Por Constanza Suárez
20 diciembre, 2017

Científicos canadienses han observado este llamativo comportamiento.

No es algo nuevo que distintas especies de animales se han apareado entre ellas. Hemos visto por ejemplo que un burro tuvo relaciones con un caballo, o una jirafa con una cebra. Nos llaman la atención y lo encontramos un poco extraño, pero al menos, son especies que se parecen o vienen de un árbol genealógico que en algún momento se cruzó.

Pero unos científicos en Canadá acaban de descubrir a dos especies relacionarse sexualmente, que francamente no tienen nada pero nada en común y es algo bastante extraño. Algunos monos hembra adolescentes en Japón han participado repetidamente en comportamientos sexuales con un tipo de ciervo llamado sika, reportaron los científicos de la Universidad de Lethbridge en Canadá, que estudian el comportamiento de los macacos.

Las razones aún no están claras, pero todo comenzó con un informe de un macaco macho que montaba a una ciervo hembra en la isla de Yakushima.

Noëlle Gunst

El informe fue intrigante, pero un coautor del nuevo estudio le dijo a The Guardian que era esencialmente anecdótico. “Incluso la naturaleza sexual de esta interacción no se demostró claramente”, dijo Noëlle Gunst, investigadora de la Universidad de Lethbridge en Canadá.
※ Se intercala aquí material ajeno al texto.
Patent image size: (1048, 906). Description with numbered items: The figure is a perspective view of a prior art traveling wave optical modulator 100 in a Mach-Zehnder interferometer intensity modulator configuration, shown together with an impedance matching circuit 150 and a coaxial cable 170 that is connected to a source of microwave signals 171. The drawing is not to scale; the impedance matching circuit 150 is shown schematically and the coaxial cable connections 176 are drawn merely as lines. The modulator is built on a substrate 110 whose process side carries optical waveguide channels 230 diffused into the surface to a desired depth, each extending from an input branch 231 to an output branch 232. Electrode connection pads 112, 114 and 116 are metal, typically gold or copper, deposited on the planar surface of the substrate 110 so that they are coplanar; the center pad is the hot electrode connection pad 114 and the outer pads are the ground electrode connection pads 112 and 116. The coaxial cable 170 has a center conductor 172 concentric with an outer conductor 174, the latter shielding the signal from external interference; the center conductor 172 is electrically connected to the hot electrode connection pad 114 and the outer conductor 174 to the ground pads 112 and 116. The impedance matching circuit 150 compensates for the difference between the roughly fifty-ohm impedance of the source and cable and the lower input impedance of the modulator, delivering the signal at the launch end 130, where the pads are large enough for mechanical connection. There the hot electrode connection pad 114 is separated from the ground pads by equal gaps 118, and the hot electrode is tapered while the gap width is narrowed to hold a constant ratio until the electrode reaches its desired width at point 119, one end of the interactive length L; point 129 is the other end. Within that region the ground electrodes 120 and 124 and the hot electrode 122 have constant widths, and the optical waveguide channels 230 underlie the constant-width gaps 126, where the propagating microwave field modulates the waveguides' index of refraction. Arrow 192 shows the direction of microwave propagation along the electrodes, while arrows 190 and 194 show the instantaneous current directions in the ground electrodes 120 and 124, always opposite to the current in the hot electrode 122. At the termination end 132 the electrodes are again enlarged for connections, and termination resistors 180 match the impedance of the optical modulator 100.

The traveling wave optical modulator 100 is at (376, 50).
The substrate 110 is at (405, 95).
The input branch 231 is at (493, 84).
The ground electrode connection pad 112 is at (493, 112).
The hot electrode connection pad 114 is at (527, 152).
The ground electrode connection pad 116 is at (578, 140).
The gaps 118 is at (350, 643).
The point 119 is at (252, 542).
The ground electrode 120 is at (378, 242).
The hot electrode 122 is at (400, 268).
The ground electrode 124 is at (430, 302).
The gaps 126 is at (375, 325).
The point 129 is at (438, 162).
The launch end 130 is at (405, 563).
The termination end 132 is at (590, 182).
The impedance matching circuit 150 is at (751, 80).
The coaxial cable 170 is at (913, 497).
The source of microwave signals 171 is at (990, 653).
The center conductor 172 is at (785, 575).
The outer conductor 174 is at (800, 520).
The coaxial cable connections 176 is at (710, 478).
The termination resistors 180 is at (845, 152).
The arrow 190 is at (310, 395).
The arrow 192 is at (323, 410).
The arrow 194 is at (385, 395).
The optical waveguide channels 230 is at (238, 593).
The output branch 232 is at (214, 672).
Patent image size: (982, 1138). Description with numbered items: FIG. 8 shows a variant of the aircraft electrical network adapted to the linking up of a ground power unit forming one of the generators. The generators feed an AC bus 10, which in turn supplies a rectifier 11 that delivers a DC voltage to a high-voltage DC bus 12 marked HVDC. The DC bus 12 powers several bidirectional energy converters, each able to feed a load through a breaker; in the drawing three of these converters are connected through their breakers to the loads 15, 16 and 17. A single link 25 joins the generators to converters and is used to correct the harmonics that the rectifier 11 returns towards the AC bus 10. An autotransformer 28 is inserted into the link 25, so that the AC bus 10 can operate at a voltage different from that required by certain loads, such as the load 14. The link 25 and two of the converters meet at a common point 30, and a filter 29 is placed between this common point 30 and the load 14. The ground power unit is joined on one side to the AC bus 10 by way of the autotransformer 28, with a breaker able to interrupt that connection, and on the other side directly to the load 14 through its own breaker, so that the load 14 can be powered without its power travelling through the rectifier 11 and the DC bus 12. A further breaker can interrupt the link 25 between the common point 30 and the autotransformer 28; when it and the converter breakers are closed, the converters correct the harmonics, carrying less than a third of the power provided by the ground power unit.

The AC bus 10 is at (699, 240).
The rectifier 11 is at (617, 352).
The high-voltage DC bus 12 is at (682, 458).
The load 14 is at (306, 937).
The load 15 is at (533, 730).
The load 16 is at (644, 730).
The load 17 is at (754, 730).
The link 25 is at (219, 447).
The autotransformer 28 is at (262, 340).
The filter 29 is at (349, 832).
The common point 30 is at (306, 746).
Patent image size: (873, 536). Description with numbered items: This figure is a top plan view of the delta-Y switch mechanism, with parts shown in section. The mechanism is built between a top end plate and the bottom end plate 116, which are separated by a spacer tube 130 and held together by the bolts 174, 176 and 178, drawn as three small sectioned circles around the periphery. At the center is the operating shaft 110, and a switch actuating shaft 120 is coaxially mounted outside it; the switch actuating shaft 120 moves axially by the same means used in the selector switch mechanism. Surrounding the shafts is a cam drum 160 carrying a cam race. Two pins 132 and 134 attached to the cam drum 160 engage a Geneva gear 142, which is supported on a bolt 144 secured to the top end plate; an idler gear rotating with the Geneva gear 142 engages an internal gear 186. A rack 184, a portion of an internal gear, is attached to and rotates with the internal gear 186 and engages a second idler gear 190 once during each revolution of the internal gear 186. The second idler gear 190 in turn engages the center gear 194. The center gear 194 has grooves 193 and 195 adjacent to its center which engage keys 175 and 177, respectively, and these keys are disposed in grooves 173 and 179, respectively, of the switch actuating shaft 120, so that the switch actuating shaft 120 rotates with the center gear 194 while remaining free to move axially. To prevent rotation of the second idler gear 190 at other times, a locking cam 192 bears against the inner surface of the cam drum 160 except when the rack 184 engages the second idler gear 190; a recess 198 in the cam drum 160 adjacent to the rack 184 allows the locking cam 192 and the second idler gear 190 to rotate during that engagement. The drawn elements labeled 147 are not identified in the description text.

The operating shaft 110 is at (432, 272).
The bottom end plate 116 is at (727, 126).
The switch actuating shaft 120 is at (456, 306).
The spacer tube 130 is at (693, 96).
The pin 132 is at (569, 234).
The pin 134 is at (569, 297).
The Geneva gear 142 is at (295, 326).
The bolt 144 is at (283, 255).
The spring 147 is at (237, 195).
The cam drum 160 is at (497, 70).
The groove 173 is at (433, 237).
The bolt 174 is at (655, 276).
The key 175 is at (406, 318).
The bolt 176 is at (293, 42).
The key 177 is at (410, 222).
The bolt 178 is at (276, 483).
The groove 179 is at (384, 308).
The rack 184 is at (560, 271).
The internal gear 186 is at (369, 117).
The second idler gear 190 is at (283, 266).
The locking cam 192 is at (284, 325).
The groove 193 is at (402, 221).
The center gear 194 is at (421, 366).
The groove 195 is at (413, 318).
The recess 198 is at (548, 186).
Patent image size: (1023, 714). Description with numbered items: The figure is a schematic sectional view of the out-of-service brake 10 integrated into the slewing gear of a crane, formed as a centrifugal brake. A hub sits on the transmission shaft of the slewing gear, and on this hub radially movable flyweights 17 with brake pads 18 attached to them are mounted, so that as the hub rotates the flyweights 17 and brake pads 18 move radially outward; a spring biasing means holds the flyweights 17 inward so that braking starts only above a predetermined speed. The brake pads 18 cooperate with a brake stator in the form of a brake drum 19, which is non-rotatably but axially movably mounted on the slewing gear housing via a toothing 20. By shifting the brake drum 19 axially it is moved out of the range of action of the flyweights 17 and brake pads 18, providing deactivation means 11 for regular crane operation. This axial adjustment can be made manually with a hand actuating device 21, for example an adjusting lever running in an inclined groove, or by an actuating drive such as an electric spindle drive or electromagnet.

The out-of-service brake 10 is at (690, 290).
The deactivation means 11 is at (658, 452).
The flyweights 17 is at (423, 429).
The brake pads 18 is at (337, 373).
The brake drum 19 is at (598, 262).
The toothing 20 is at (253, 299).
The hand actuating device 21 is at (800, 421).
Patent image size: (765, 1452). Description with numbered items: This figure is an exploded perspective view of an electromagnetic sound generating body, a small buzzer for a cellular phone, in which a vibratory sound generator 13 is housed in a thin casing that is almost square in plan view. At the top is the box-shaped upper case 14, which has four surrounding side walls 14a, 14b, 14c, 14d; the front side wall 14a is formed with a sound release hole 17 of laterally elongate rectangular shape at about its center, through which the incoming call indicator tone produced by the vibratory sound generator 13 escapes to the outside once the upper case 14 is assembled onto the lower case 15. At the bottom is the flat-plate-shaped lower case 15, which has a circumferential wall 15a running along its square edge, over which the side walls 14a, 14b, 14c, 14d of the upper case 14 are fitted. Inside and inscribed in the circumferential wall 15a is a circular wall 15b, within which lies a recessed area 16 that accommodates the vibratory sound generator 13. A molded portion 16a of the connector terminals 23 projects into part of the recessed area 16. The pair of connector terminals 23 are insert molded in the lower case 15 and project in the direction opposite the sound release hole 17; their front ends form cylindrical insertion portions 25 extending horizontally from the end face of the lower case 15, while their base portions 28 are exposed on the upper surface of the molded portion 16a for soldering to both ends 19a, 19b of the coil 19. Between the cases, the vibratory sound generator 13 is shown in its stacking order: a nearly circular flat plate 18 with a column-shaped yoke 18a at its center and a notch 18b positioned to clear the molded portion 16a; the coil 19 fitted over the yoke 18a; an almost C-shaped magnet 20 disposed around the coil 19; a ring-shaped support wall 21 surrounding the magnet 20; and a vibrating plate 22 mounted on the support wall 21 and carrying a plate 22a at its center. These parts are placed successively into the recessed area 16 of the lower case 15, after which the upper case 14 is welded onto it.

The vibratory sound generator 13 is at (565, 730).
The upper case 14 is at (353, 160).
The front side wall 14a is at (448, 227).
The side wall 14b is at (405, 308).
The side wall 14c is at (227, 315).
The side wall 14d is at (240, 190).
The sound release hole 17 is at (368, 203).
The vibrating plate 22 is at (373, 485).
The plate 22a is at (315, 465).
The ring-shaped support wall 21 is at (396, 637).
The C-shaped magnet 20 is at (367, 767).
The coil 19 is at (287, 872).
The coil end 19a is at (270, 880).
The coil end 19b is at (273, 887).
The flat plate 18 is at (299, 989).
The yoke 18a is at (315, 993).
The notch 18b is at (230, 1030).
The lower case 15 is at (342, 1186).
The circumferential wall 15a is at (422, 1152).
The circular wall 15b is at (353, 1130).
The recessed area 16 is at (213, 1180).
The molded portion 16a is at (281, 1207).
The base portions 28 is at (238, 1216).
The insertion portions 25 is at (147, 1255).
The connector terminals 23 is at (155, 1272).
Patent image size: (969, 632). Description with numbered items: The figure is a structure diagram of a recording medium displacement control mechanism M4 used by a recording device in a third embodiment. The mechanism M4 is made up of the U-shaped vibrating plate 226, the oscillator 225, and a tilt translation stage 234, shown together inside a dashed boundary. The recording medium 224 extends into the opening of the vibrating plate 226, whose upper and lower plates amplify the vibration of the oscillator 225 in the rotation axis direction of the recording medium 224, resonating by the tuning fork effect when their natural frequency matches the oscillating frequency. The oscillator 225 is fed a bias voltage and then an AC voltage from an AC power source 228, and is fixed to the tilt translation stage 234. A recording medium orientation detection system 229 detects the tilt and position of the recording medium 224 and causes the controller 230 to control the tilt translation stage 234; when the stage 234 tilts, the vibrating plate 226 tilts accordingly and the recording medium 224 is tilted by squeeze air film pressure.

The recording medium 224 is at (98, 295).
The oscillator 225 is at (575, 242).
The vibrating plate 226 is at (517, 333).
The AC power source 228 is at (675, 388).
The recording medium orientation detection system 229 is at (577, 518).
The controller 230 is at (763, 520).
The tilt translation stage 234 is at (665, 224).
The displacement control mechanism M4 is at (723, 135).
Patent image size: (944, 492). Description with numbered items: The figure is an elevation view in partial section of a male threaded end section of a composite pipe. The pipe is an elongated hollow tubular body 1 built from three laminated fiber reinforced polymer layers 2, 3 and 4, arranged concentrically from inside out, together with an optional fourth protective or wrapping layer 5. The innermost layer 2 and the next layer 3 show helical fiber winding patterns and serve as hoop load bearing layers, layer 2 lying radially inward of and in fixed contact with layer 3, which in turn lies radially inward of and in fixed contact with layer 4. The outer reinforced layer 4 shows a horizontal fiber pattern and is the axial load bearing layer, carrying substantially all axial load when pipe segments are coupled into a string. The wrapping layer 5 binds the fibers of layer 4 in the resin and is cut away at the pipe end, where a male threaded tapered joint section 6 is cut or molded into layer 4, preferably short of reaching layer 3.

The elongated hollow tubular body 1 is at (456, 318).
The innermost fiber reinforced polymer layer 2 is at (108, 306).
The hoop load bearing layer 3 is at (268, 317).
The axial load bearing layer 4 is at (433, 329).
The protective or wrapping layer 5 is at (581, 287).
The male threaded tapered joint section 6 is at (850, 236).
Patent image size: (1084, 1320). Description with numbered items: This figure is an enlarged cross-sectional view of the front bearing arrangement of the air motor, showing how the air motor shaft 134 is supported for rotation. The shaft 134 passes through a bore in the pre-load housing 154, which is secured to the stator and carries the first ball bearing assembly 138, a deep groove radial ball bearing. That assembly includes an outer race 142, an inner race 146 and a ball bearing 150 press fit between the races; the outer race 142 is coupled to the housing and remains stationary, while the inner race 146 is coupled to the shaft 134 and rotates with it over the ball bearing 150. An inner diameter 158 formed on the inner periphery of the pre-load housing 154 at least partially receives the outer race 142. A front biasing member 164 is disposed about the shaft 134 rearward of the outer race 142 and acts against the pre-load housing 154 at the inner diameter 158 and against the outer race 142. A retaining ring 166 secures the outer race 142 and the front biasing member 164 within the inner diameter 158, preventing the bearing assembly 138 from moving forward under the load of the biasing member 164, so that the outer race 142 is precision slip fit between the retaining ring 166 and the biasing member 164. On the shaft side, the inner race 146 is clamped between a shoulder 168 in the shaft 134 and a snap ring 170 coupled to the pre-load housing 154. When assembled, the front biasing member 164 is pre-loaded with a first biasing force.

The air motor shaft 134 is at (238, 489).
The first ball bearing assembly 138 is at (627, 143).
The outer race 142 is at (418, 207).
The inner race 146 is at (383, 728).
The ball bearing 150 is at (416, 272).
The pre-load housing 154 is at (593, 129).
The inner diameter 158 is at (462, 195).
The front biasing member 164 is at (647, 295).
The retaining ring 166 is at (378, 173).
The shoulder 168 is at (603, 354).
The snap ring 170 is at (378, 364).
Entonces ella y sus colegas buscaron determinar la naturaleza de este acto.

Observando un conjunto diferente de relaciones – monos hembras adolescentes y venados, particularmente ciervos machos, en Minoo, Japón los investigadores encontraron interacciones que definitivamente parecían ser de naturaleza sexual. (Las monas estaban trepando al venado y aplastando sus genitales contra la espalda del ciervo)

Se sabe que los macacos japoneses montan ciervos como los humanos a caballo, por diversión o transporte, comportamiento que los ciervos parecen tolerar a cambio de comida. Pero estos monos estaban tramando algo diferente.

Noëlle Gunst/YouTube

Los investigadores compararon las interacciones entre mono y ciervo, que ocurrieron durante la época de apareamiento, con las interacciones homosexuales mono-mono, donde las macacos se montan entre sí. Prestaron mucha atención a las “posturas de montaje” que los monos asumieron sobre el venado y las vocalizaciones que hicieron, para determinar que las interacciones eran, de hecho, sexuales, al menos para los monos.

Algunos de los ciervos sacaron a los monos de encima y huyeron de la situación. Pero el venado macho adulto, en particular, la mayoría de las veces simplemente se mantenía tranquilo mientras las monos empujaban. En algunos casos, el ciervo macho incluso seguía comiendo sin inmutarse.

Cinco de las monos hembras tenían “relaciones heterospecíficos exitosos” con ciervos. Es decir, tenían “una asociación sexual temporal, pero exclusiva” con un individuo de otra especie, con “tres o más monturas en un período de 10 minutos”.

Noëlle Gunst/YouTube

En total, hubo 13 parejas exitosas y 8 intentos fallidos. En algunos de esos casos, la interacción entre monos y ciervos se interrumpió porque apareció otro macaco hembra joven, “desplazó con éxito a las montadoras adolescentes originales y se hizo cargo del venado para iniciar sus propias relaciones heterospecíficos”, señalaron los investigadores. Algo que no se esperaban.

Los científicos tienen cinco teorías sobre por qué los monos jóvenes podrían buscar relaciones sexuales con venados: En primer lugar, podría ser una forma para que un mono menos maduro practique para relaciones sexuales futuras con otros monos. En segundo lugar, podría ser una forma menos peligrosa para una macaca hembra joven de tener una interacción sexual. En tercer lugar, podrían ser una opción para los jóvenes macacos sin parejas sexuales disponibles de su propia especie. En cuarto lugar, podría ser el resultado de interacciones no sexuales, descubriendo que es una fuente de estimulación genital que luego buscan a propósito. Finalmente, dicen los investigadores, esto podría ser una especie de práctica cultural.

“Las interacciones sexuales entre monos y ciervos que se informan en nuestro artículo pueden reflejar el desarrollo inicial de una nueva tradición de comportamiento en Minoo”, dijo Gunst-Leca a The Guardian. Pero también aceptaron que pudiese ser una moda temporal. Quien sabe, el tiempo dirá.